There’s another reason I’d like to blog. I believe there’s a need for more exposure to the ideas which have been part of academic discussion for decades and centuries, but have barely begun to trickle down to the pews. I can understand that you might be saddened by my defection, but I don’t think you should be shocked. For my journey is not at all uncommon, and the conditions and ideas that made it possible are all around us.

So here’s my plan for future blogs.

First, I’d like to share my own journey: how I got from the pastor you once knew to the person I am now. The change which you became aware of suddenly, did not for me come out of the blue. There is a story to be told, and I want to tell it as helpfully as I can. There’ll be nothing dramatic or scandalous in it, but nevertheless, in reading it you might find experiences and perspectives that you can relate to. That might take a few posts.

Second – and this will be more ongoing – I want to take up specific aspects of Christian faith and belief and examine them with the kind of openness I could not when I was under ordination vows. If I’ve received questions from you, hopefully I can also weave them in. To some this might sound like I’m ‘attacking’ the faith, and I don’t deny that there will be a critical side to what I write.

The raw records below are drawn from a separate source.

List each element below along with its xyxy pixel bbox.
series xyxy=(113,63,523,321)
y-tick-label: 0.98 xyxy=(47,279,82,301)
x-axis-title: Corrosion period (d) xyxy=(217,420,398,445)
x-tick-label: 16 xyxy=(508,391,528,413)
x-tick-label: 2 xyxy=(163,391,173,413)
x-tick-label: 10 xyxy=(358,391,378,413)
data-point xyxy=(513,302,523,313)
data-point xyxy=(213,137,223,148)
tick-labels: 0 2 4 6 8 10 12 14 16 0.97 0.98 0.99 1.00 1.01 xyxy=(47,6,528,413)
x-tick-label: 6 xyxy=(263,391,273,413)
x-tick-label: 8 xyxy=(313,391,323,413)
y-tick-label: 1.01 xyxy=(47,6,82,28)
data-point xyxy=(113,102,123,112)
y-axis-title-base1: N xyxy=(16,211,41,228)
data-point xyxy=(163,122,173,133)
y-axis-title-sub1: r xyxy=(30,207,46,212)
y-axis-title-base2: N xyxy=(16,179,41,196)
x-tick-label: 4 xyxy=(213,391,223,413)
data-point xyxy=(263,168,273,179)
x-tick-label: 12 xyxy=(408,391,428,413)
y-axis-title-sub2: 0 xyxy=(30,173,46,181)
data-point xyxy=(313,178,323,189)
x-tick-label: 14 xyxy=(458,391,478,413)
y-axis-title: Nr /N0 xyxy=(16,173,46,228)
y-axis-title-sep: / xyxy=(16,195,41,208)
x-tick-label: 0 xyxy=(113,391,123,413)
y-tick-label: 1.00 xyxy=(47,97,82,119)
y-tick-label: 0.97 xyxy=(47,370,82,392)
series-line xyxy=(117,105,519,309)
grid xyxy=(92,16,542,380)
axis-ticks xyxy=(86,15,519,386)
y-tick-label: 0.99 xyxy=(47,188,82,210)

But it won’t be criticism out of hostility. Rather, I will simply and honestly state how I see things – but without the need to censor my statements or make them acceptable to a confession I no longer hold.

However, this critical aspect will also serve a positive purpose. From critique, I’d like to move to restoration, that is, to recover how the beliefs of the Christian worldview might look if taken as symbols, as expressions (or constructs) of the religious imagination. In short, how might beliefs that are no longer regarded as divinely inspired still have human value? If no longer received as revelation, how might core convictions still be revealing of who we are as religiously oriented beings?

I’m not envisioning that I can actually do this for every doctrine or belief.  And so there will be a third kind of blog entry in which I mull over the value of Christianity and religion in a far more general way. Here I’m guided by a number of (post)Christian authors who, while arriving at conclusions similar to many agnostics, atheists and sceptics, choose nevertheless to spin it differently. Such authors agree that many beliefs in literal or realistic sense  are no longer sustainable, since they are products of another time and culture. But they also recognize that we in the 21st century are not so different from the people in whom those beliefs first arose. Even if dogmatic orthodoxy is losing its grip on us, we are not less religiously susceptible.

So that’s what I think I’ll have a go at. These may not be your kind of questions or concerns, but they are mine. I don’t for a moment claim to have arrived at ‘the truth’, nor is anything I write beyond criticism. So feel free to respond as you will.

For now, here’s a signature quote by the philosopher Paul Ricoeur, whose long career traversed the tensions between faith and philosophy.


Does that mean that we could go back to a primitive naïveté? Not at all. In every way, something has been lost, irremediably lost; immediacy of belief. But if we can no longer live the great symbolisms of the sacred in accordance with the original belief in them, we can…aim at a second naïveté in and through criticism. In short, it is through interpreting that we can hear again (The Symbolism of Evil, 351).